Da hätte man schon früher drauf kommen können, mögen Sie nun denken, denn schließlich hat bereits Charles Darwin bemerkt, dass die geöffneten Fangblätter nach außen gebogen sind, die geschlossenen aber nach innen. Was Darwin fehlte, waren jedoch die Zwischenzustände, denn die hungrige Venus klappt in wenig mehr als einer Zehntelsekunde zu. Mit bloßem Auge ist das nicht zu verfolgen, wohl aber mit der speziellen Hochgeschwindigkeitskamera der modernen Forscher, die 400 Bilder pro Sekunde schaffte. Um die Bewegung besonders gut hervorzuheben, tupften sie winzige Pünktchen eines fluoreszierenden Farbstoffs auf die Außenseite der Blätter. Ein kleiner Spiegel lieferte dann noch einen zweiten Blickwinkel für stereoskopische Bilder.

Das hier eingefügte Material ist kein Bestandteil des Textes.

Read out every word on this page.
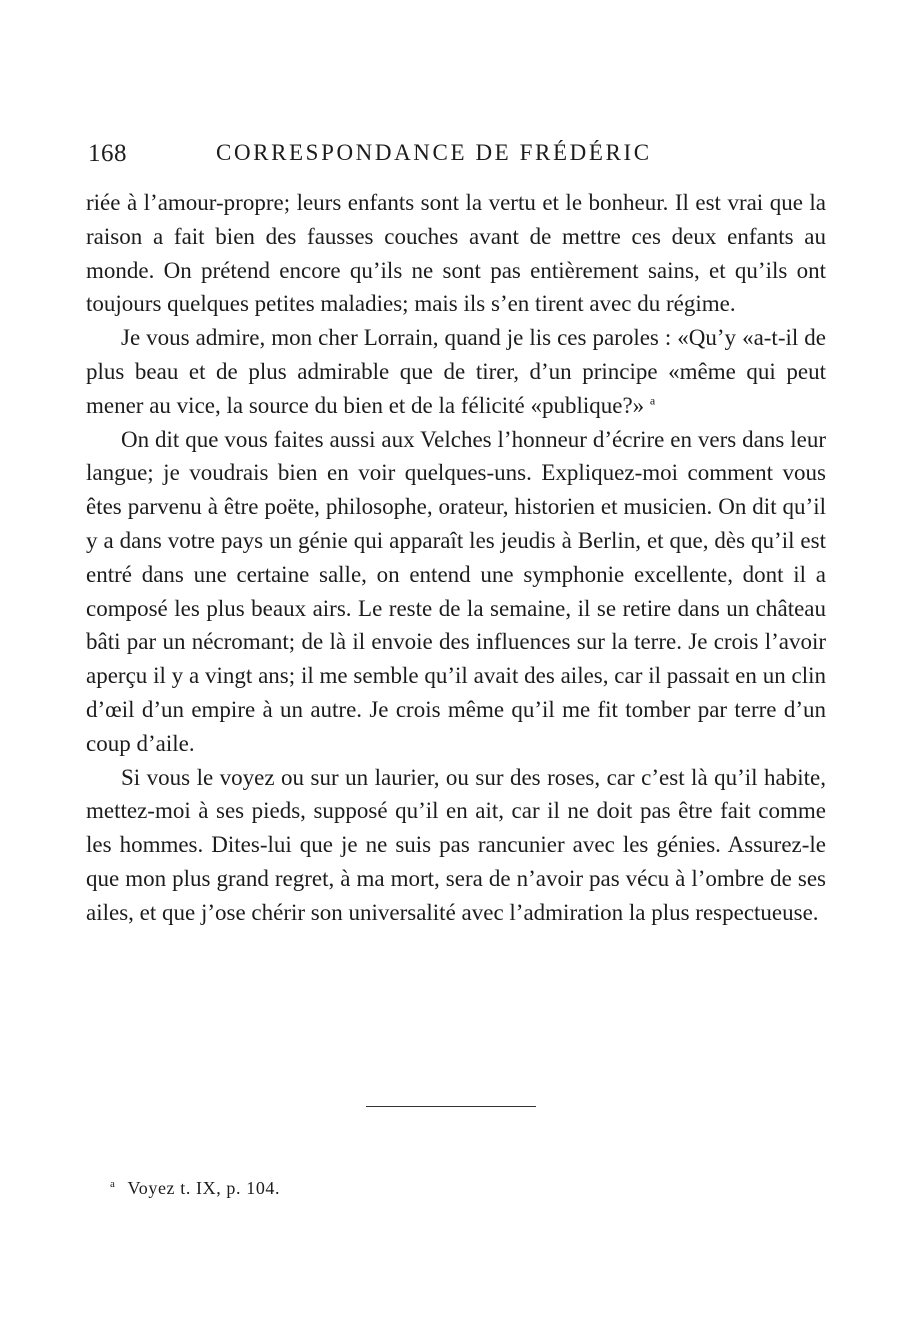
168	CORRESPONDANCE DE FRÉDÉRIC

riée à l’amour-propre; leurs enfants sont la vertu et le bonheur. Il est vrai que la raison a fait bien des fausses couches avant de mettre ces deux enfants au monde. On prétend encore qu’ils ne sont pas entièrement sains, et qu’ils ont toujours quelques petites maladies; mais ils s’en tirent avec du régime.

Je vous admire, mon cher Lorrain, quand je lis ces paroles : «Qu’y «a-t-il de plus beau et de plus admirable que de tirer, d’un principe «même qui peut mener au vice, la source du bien et de la félicité «publique?» $^a$

On dit que vous faites aussi aux Velches l’honneur d’écrire en vers dans leur langue; je voudrais bien en voir quelques-uns. Expliquez-moi comment vous êtes parvenu à être poëte, philosophe, orateur, historien et musicien. On dit qu’il y a dans votre pays un génie qui apparaît les jeudis à Berlin, et que, dès qu’il est entré dans une certaine salle, on entend une symphonie excellente, dont il a composé les plus beaux airs. Le reste de la semaine, il se retire dans un château bâti par un nécromant; de là il envoie des influences sur la terre. Je crois l’avoir aperçu il y a vingt ans; il me semble qu’il avait des ailes, car il passait en un clin d’œil d’un empire à un autre. Je crois même qu’il me fit tomber par terre d’un coup d’aile.

Si vous le voyez ou sur un laurier, ou sur des roses, car c’est là qu’il habite, mettez-moi à ses pieds, supposé qu’il en ait, car il ne doit pas être fait comme les hommes. Dites-lui que je ne suis pas rancunier avec les génies. Assurez-le que mon plus grand regret, à ma mort, sera de n’avoir pas vécu à l’ombre de ses ailes, et que j’ose chérir son universalité avec l’admiration la plus respectueuse.

$^a$ Voyez t. IX, p. 104.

Die Zeitlupenfilme offenbarten einen dreiphasigen Ablauf. Zunächst schließt die Pflanze in "langsamen" 0,3 Sekunden ihre Blätter ein klein wenig. Dieser Teil ist nach Ansicht der Wissenschaftler vermutlich aktiv durch unbekannte biochemische Vorgänge gesteuert. An einem bestimmten Punkt übernehmen aufgestaute mechanische Kräfte im Blatt die Initiative. Langgestreckte Zellen mit verstärkenden Mikrofibrillen in den Zellwänden, die bis dahin unter Spannung standen, können sich nun endlich zusammenziehen. Innerhalb einer Zehntelsekunde klappen sie die Blattfläche in eine einwärts gerichtete Krümmung – der Käfig ist dadurch zu etwa achtzig Prozent geschlossen. Der restliche Weg verläuft wieder langsamer, womöglich gedämpft durch den Druck des Wassers in den Zellen.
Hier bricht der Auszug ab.